Question

In: Accounting

Problem 13C-3 Income Taxes and Net Present Value Analysis [LO13-8] Lander Company has an opportunity to...

Problem 13C-3 Income Taxes and Net Present Value Analysis [LO13-8]

Lander Company has an opportunity to pursue a capital budgeting project with a five-year time horizon. After careful study, Lander estimated the following costs and revenues for the project:

Cost of equipment needed $ 270,000
Working capital needed $ 64,000
Repair the equipment in two years $ 20,000
Annual revenues and costs:
Sales revenues $ 390,000
Variable expenses $ 200,000
Fixed out-of-pocket operating costs $ 88,000

The piece of equipment mentioned above has a useful life of five years and zero salvage value. Lander uses straight-line depreciation for financial reporting and tax purposes. The company’s tax rate is 30% and its after-tax cost of capital is 13%. When the project concludes in five years the working capital will be released for investment elsewhere within the company

Click here to view Exhibit 13B-1 and Exhibit 13B-2, to determine the appropriate discount factor(s) using tables.
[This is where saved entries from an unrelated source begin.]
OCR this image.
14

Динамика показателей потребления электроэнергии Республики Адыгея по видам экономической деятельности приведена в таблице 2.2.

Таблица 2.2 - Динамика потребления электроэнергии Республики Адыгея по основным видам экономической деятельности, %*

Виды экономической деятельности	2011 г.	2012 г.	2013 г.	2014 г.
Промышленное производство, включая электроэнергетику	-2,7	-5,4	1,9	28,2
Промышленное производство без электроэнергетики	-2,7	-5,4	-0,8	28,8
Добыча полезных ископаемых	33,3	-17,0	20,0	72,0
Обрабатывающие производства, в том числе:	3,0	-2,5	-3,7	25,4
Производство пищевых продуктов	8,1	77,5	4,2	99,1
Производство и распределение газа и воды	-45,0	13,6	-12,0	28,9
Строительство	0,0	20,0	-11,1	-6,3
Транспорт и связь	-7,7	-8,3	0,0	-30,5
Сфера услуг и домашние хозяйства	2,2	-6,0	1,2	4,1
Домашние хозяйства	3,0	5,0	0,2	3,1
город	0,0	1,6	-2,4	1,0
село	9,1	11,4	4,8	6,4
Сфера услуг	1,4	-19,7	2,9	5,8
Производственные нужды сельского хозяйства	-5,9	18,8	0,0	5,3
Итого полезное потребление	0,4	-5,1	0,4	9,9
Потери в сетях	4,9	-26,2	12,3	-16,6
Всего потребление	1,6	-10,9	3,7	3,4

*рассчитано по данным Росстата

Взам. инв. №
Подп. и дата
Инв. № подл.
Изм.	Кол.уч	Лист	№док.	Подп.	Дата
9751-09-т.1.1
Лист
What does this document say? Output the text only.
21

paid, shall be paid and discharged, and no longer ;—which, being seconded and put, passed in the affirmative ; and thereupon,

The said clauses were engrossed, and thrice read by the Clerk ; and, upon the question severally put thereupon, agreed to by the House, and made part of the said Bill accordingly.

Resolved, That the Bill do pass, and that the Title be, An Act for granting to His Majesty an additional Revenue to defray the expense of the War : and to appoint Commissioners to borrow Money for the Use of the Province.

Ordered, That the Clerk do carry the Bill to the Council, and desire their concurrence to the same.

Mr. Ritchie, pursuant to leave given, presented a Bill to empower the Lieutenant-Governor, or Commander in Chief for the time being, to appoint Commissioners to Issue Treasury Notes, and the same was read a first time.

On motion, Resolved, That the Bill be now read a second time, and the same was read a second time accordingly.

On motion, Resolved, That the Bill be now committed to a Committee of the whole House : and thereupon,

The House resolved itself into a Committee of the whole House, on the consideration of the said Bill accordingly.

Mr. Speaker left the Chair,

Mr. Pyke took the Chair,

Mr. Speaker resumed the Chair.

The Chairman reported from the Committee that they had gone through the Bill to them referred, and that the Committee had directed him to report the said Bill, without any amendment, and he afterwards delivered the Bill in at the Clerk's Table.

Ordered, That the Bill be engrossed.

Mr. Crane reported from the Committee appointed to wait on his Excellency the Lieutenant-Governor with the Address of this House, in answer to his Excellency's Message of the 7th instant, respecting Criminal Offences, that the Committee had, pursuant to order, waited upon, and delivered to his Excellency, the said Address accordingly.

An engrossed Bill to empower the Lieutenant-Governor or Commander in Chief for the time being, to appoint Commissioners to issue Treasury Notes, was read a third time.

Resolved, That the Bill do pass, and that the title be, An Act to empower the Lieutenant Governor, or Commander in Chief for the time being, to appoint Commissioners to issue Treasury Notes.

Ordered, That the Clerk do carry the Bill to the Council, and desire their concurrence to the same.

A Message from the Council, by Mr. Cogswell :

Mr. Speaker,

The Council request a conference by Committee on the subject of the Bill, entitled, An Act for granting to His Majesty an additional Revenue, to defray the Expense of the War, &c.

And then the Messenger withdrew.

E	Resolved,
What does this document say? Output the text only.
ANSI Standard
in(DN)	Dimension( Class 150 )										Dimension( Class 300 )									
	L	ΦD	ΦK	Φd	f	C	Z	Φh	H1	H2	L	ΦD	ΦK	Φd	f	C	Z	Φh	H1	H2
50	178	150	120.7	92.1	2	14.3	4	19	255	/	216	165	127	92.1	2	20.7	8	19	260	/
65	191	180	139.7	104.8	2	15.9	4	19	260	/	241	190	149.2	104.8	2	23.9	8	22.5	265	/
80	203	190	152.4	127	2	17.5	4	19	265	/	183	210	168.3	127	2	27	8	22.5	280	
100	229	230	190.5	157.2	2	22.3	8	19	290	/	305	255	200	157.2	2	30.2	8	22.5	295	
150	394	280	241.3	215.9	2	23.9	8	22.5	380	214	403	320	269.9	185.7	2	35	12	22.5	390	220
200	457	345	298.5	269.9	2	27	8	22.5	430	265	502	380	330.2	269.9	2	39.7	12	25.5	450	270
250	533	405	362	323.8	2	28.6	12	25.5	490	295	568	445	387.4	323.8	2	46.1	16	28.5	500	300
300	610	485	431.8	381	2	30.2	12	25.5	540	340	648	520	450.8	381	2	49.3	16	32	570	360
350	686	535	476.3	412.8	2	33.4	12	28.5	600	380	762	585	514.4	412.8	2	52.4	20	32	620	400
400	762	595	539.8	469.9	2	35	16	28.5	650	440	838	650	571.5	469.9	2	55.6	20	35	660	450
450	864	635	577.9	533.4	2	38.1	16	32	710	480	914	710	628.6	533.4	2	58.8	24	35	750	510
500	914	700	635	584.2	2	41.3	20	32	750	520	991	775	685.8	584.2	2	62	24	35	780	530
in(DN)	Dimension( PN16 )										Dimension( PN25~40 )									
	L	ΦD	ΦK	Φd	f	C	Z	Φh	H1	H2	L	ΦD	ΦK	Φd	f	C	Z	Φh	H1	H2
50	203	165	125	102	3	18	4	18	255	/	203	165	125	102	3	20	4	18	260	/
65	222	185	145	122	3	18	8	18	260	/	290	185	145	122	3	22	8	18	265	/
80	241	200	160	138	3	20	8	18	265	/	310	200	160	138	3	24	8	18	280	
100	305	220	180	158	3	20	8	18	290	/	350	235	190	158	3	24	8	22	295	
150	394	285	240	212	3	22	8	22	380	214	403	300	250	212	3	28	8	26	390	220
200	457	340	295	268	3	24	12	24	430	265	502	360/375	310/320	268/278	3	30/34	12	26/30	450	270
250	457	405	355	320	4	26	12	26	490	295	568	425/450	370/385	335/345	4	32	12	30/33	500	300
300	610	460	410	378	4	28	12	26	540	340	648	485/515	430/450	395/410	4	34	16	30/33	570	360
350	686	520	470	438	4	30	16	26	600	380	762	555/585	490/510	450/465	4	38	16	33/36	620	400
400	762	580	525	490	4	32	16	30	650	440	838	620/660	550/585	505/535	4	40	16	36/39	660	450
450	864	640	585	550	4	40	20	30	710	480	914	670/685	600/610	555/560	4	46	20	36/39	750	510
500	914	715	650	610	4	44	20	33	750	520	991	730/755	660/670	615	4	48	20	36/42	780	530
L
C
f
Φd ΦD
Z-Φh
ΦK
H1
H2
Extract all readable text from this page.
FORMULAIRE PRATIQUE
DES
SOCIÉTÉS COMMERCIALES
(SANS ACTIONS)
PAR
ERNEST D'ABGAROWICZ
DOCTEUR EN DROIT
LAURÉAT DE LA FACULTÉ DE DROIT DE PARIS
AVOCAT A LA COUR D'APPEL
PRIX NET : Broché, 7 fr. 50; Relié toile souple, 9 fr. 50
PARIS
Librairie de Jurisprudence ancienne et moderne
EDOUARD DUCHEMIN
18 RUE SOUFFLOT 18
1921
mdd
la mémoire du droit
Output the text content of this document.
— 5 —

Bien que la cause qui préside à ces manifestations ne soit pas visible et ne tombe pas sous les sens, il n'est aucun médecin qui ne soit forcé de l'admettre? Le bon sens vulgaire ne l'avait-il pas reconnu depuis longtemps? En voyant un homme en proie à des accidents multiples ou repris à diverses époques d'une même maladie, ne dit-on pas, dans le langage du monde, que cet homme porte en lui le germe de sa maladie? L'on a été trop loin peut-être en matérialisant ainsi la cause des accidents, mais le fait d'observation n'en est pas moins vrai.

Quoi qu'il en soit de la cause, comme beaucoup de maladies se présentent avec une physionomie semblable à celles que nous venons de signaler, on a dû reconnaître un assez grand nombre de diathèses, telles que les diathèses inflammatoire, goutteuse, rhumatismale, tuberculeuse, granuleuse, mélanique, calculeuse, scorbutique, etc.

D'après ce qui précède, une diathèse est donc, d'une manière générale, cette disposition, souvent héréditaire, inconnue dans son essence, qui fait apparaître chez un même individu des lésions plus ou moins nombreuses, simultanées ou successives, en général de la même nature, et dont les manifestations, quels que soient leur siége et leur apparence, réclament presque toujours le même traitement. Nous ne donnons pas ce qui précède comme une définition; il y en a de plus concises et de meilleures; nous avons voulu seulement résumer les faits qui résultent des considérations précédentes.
Link for Exhibit 13B-1: https://ezto-cf-media.mheducation.com/Media/Connect_Production/bne/accounting/Garrison_16e/exhibit_13B_1.jpg

Link for Exhibit 13B-2: https://ezto-cf-media.mheducation.com/Media/Connect_Production/bne/accounting/Garrison_16e/exhibit_13B_2.jpg

Required:

1. Calculate the annual income tax expense for each of years 1 through 5 that will arise as a result of this investment opportunity.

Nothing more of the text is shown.